皆さんは乳酸にどのようなイメージを持たれているでしょうか。
これまで乳酸は疲労物質と考えられており、
スポーツで疲れた選手のことを、「あの選手は乳酸が溜まっていますね」と表現していることを聞いたことがある人も多いと思います。
しかし、近年、乳酸はエネルギー源になることが証明されており、
「乳酸は疲労物質ではなくエネルギー源」という主張も見受けられるようになっています。
さらには、エネルギー源なのであれば、むしろ積極的に乳酸をサプリメントとして摂取するべきでは?という考えも出てきています。

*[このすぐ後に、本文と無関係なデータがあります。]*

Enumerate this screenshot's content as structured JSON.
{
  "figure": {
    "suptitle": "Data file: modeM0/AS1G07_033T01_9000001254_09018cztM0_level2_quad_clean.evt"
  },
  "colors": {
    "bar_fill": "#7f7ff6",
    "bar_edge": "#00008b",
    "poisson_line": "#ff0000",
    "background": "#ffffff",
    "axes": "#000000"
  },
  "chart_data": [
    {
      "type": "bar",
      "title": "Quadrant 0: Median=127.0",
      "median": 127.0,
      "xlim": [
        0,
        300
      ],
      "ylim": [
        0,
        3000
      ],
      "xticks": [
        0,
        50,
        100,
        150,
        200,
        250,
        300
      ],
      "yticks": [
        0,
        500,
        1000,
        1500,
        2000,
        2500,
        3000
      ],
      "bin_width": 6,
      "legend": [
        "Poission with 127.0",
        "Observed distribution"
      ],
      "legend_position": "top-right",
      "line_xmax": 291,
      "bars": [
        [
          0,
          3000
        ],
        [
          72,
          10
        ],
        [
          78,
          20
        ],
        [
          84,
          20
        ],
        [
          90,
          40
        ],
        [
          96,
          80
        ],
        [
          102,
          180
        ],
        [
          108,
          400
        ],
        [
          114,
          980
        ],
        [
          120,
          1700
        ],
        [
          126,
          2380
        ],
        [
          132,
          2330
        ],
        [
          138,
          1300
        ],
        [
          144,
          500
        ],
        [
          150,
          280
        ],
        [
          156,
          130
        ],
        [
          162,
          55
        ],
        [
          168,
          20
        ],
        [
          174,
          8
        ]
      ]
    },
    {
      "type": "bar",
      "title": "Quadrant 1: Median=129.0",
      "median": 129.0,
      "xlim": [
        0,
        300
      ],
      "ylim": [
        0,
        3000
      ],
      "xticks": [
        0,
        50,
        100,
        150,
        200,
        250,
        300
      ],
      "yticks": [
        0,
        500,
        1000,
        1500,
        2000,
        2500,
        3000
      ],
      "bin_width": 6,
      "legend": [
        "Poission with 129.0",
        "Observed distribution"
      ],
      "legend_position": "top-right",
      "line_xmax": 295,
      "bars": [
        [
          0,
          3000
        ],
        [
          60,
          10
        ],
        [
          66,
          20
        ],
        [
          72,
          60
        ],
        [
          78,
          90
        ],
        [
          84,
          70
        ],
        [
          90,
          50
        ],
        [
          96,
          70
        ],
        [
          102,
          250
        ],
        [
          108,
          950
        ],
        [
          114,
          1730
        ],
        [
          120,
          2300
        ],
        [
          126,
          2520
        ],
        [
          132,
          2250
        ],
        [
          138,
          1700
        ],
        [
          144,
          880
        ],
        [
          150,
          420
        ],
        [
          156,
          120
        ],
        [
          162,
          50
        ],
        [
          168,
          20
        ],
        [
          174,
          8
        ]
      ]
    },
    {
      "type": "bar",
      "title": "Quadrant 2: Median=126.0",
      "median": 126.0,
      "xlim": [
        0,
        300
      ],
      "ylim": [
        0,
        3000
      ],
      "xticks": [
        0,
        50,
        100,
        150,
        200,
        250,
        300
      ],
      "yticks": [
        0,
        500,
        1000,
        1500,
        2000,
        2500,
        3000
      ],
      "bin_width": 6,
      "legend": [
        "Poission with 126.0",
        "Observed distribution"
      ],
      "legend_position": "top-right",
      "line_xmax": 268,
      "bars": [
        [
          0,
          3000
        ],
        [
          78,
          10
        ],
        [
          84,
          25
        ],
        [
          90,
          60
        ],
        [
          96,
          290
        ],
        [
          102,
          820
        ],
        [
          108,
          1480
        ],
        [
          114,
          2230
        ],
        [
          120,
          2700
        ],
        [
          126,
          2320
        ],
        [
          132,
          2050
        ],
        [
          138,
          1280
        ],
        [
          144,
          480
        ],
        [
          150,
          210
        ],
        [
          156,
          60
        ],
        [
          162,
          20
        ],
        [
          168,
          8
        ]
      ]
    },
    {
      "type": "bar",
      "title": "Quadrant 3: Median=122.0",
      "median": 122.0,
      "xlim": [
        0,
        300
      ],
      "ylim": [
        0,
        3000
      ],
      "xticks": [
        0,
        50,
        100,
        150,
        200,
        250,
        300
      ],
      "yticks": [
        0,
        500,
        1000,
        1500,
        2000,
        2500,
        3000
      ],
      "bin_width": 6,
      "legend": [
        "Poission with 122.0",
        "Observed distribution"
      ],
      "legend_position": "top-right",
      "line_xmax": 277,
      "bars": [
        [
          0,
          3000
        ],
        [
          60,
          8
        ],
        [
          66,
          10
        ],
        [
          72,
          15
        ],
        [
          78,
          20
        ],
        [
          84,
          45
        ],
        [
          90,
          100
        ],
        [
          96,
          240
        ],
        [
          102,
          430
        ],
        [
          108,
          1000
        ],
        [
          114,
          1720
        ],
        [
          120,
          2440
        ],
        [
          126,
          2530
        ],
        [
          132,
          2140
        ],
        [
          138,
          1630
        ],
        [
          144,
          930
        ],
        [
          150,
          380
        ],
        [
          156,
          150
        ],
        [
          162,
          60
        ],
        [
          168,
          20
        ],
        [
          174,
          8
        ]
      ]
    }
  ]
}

このような状況を、”筋力” を研究テーマにしている私からみると、
【乳酸はエネルギー源になるのは間違いなさそうだが、
エネルギー源だからといって筋力低下 (クロスブリッジサイクルを阻害) しないとは言い切れないので検証が必要では?】
と考えていました。
そこで、抽出した筋細胞に、人工的に乳酸 (乳酸イオンと水素イオンに電離) を加えて、
その時に筋力が低下するかどうかを確認しました。
条件としては、
①何の操作もしていない、普通の状態 (pH7.0) での発揮筋力
②乳酸を加えて、pHを6.0に調整した時の発揮筋力
③乳酸を加えたけれども、pHを7.0に調整した時の発揮筋力 (乳酸から生成される水素イオンの影響を除外)
を用意しました。
その結果、①と比較して②は、明らかに筋力が低下しましたが、
乳酸を加えはしたが、水素イオンの影響を除外した③においては、筋力の低下はみられませんでした。
この結果は、乳酸から生じる水素イオン (pHを低下させる) は筋疲労に繋がりますが、
乳酸のもう一つの代謝産物である乳酸イオンに関しては、筋疲労を誘発しないことを示しています。
この結果を踏まえると、乳酸イオンと水素イオンの化合物ではなく、
例えば乳酸イオンとナトリウムイオンの化合物である乳酸ナトリウムをサプリメントとして摂取すれば、
水素イオンの悪影響を避けつつ乳酸イオンの恩恵を受けることが出来ると考えられます。
なお、月末に開催されるバイオメカニクス学会では、カフェインが筋収縮に与える影響を検証した実験を報告する予定であり、
今後はこのようなサプリメント開発に関わる栄養素の研究も積極的に進めていこうと思っていますので、
興味がある人がいれば一緒に研究をすすめていきましょう。